You can safely delete the auto generated file. Either its contents or the whole file.
I messaged a snowflake dev at the Tor Project (dcf) and he had this to say:
Looks like something in Whonix is preventing snowflake-client from opening a UDP socket to do a DNS lookup for ajax.aspnetcdn.com. It appears that the earlier STUN exchange is working, though, which also involves an exchange of UDP packets. Perhaps Whonix has a special firewall rule to prevent DNS leaks.
You can try adding this to /etc/hosts:
152.199.4.33 ajax.aspnetcdn.com
I tried it and after a while it finally worked, but when I did sudo service tor restart it stopped working. Since that was inconsistent I ended up re-installing whonix-gw and after setting up snowflake again it seems like everything is working again! Sorry for not trying this last solution, but I just wanted to see if the issue was due to the updates to Whonix (hope I won’t frequent this issue again when I will update whonix-gw)
Awesome.
In Qubes sys-whonix by default file /etc/resolv.conf is non-persistent.
Not sure you could use bind-dirs for /etc/resolv.conf since that is a symlink.
see:
ls -la /etc/resolv.*
Adding /etc/resolv.conf.whonix to bind-dirs might work.
Or change /etc/resolv.conf in TemplateVM for persistence. (Which would influence all gateway’s based on that template but that wouldn’t matter if you’re using 1 sys-whonix only and/or always using that transport anyhow. See no downside yet of modification of /etc/resolv.conf in whonix-gw TemplateVM.)
On Qubes persistence:
There is indeed an upgrade which interacts with /etc/hosts see:
Upgrading (dist-upgrade) broke it again. I changed /etc/hosts and it’s seems to work though I don’t know if it work reliably (everytime and without delays in the bootstrap).
Though I wonder if this can be fixed once and for all without this /etc/hosts trick @Patrick
Upgrade after new image will change it once (as linked in previous post) but shouldn’t do it again.
Edited by previous post.
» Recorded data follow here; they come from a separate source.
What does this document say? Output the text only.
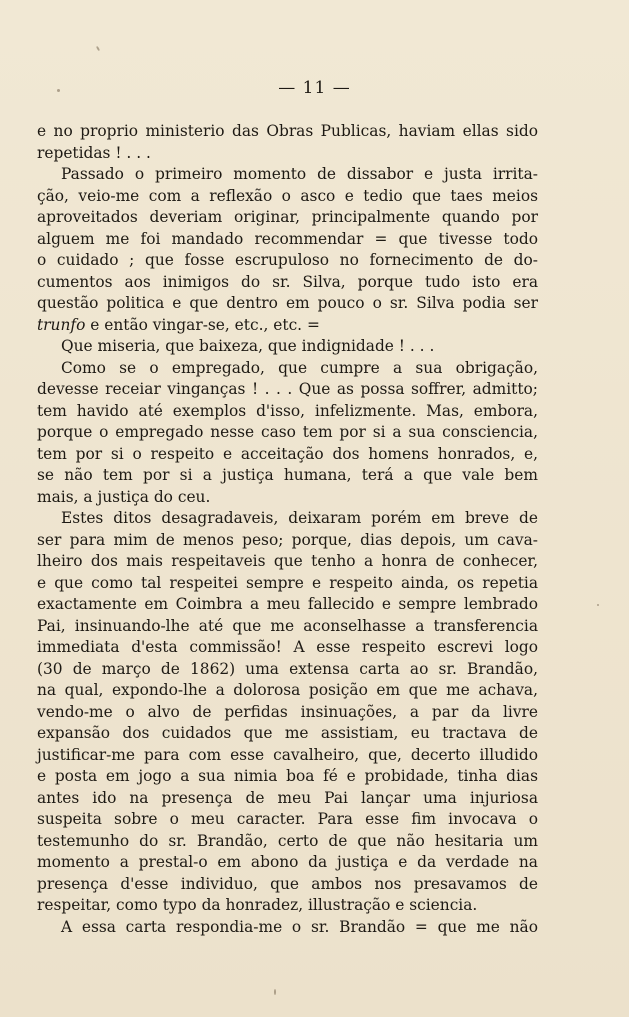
— 11 —
e no proprio ministerio das Obras Publicas, haviam ellas sido
repetidas ! . . .
Passado o primeiro momento de dissabor e justa irrita-
ção, veio-me com a reflexão o asco e tedio que taes meios
aproveitados deveriam originar, principalmente quando por
alguem me foi mandado recommendar = que tivesse todo
o cuidado ; que fosse escrupuloso no fornecimento de do-
cumentos aos inimigos do sr. Silva, porque tudo isto era
questão politica e que dentro em pouco o sr. Silva podia ser
trunfo e então vingar-se, etc., etc. =
Que miseria, que baixeza, que indignidade ! . . .
Como se o empregado, que cumpre a sua obrigação,
devesse receiar vinganças ! . . . Que as possa soffrer, admitto;
tem havido até exemplos d'isso, infelizmente. Mas, embora,
porque o empregado nesse caso tem por si a sua consciencia,
tem por si o respeito e acceitação dos homens honrados, e,
se não tem por si a justiça humana, terá a que vale bem
mais, a justiça do ceu.
Estes ditos desagradaveis, deixaram porém em breve de
ser para mim de menos peso; porque, dias depois, um cava-
lheiro dos mais respeitaveis que tenho a honra de conhecer,
e que como tal respeitei sempre e respeito ainda, os repetia
exactamente em Coimbra a meu fallecido e sempre lembrado
Pai, insinuando-lhe até que me aconselhasse a transferencia
immediata d'esta commissão! A esse respeito escrevi logo
(30 de março de 1862) uma extensa carta ao sr. Brandão,
na qual, expondo-lhe a dolorosa posição em que me achava,
vendo-me o alvo de perfidas insinuações, a par da livre
expansão dos cuidados que me assistiam, eu tractava de
justificar-me para com esse cavalheiro, que, decerto illudido
e posta em jogo a sua nimia boa fé e probidade, tinha dias
antes ido na presença de meu Pai lançar uma injuriosa
suspeita sobre o meu caracter. Para esse fim invocava o
testemunho do sr. Brandão, certo de que não hesitaria um
momento a prestal-o em abono da justiça e da verdade na
presença d'esse individuo, que ambos nos presavamos de
respeitar, como typo da honradez, illustração e sciencia.
A essa carta respondia-me o sr. Brandão = que me não
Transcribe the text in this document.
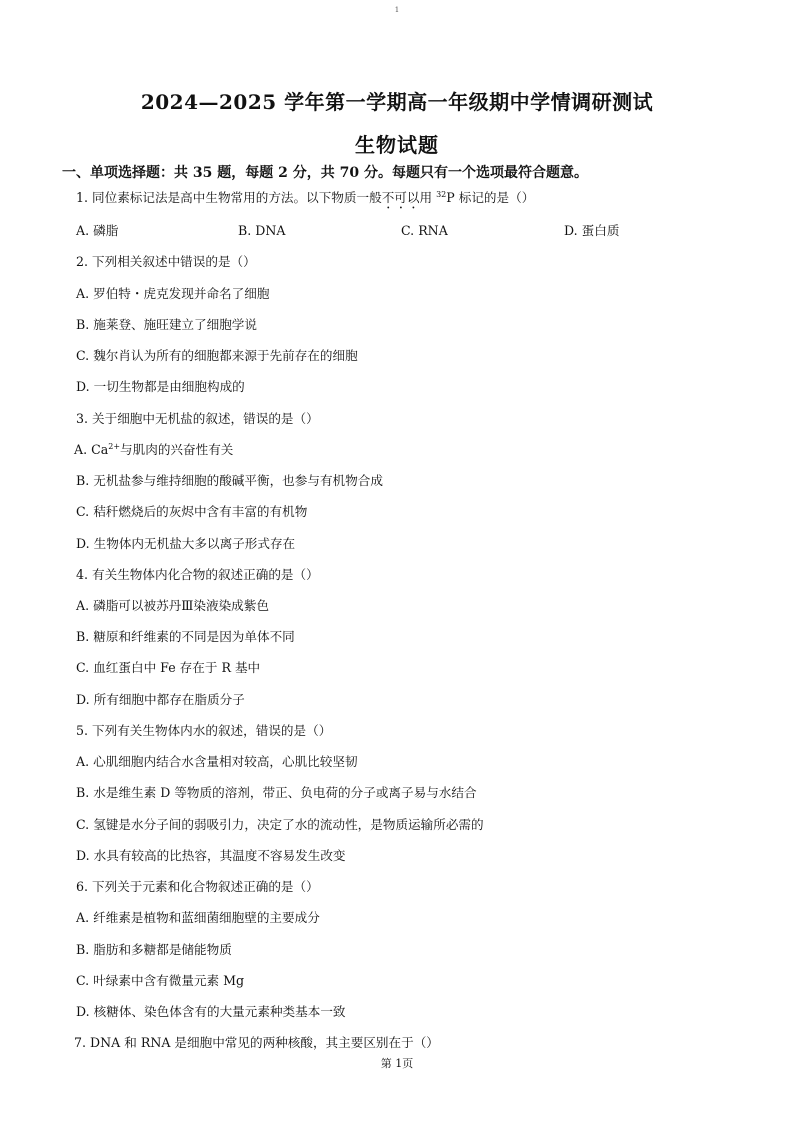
1
2024—2025 学年第一学期高一年级期中学情调研测试
生物试题
一、单项选择题：共 35 题，每题 2 分，共 70 分。每题只有一个选项最符合题意。
1. 同位素标记法是高中生物常用的方法。以下物质一般不可以用 $^{32}$P 标记的是（）
A. 磷脂	B. DNA	C. RNA	D. 蛋白质
2. 下列相关叙述中错误的是（）
A. 罗伯特・虎克发现并命名了细胞
B. 施莱登、施旺建立了细胞学说
C. 魏尔肖认为所有的细胞都来源于先前存在的细胞
D. 一切生物都是由细胞构成的
3. 关于细胞中无机盐的叙述，错误的是（）
A. $Ca^{2+}$与肌肉的兴奋性有关
B. 无机盐参与维持细胞的酸碱平衡，也参与有机物合成
C. 秸秆燃烧后的灰烬中含有丰富的有机物
D. 生物体内无机盐大多以离子形式存在
4. 有关生物体内化合物的叙述正确的是（）
A. 磷脂可以被苏丹Ⅲ染液染成紫色
B. 糖原和纤维素的不同是因为单体不同
C. 血红蛋白中 Fe 存在于 R 基中
D. 所有细胞中都存在脂质分子
5. 下列有关生物体内水的叙述，错误的是（）
A. 心肌细胞内结合水含量相对较高，心肌比较坚韧
B. 水是维生素 D 等物质的溶剂，带正、负电荷的分子或离子易与水结合
C. 氢键是水分子间的弱吸引力，决定了水的流动性，是物质运输所必需的
D. 水具有较高的比热容，其温度不容易发生改变
6. 下列关于元素和化合物叙述正确的是（）
A. 纤维素是植物和蓝细菌细胞壁的主要成分
B. 脂肪和多糖都是储能物质
C. 叶绿素中含有微量元素 Mg
D. 核糖体、染色体含有的大量元素种类基本一致
7. DNA 和 RNA 是细胞中常见的两种核酸，其主要区别在于（）
第 1页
Meant /etc/hosts not /etc/resolv.conf but looks like that didn’t cause confusion.
We could hardcode gateway /etc/hosts file with pluggable transports and IPs. Ship such a config by default. I guess there is not too many such cases. Better than enabling system DNS for all of Whonix-Gateway. What do you think?
//cc @HulaHoop
Yes definitely safer that way.
Also I think it’s not just ajax.aspnetcdn.com that needs to be included, but also the crucial domains contained in the ClientTransportPlugin line like in -ice stun:stun.l.google.com:19302.
Hardcoding IP addresses is really to be avoided. DNS exists for a reason. These big companies could change IP addresses for whatever reason and that this would keep breaking.
On the other hand I wonder why it’s required. User debian-tor (and thereby the tor process) already has unrestricted network access. But if tor was to run nslookup ajax.aspnetcdn.com that would fail since /etc/resolv.conf on Whonix-Gateway is non-functional.
For Qubes-Whonix-Gateway this would work.
qubesdb-read /qubes-primary-dns | sudo tee /etc/resolv.conf
But it’s non-persistent.
Tested. Starting as shell under user debian-tor.
sudo -u debian-tor bash
Test nslookup.
nslookup torproject.org
Functional.
Therefore a better solution might be a functional system DNS on Whonix-Gateway but for user debian-tor by default only.
Now what’s a good /etc/resolv.conf for all Whonix platforms?
Does this /etc/resolv.conf work for Whonix KVM?
nameserver 10.0.2.3
What /etc/resolv.conf would work for Whonix KVM? @HulaHoop
How to test: please revere to my previous post
Now that you mention the problems with the IP technique (dynamic upstream IP, different resolv.conf settings for ports) I agree with enabling DNS if well restricted to avoid leaks. I didn;t think the separate snowflake binary can work just under debian-tor
With controlport filtering I’m guessing there’s no way Tor can be tricked into passing sensitive info back to the WS.
Have you decided on the best/minimal resolver to use?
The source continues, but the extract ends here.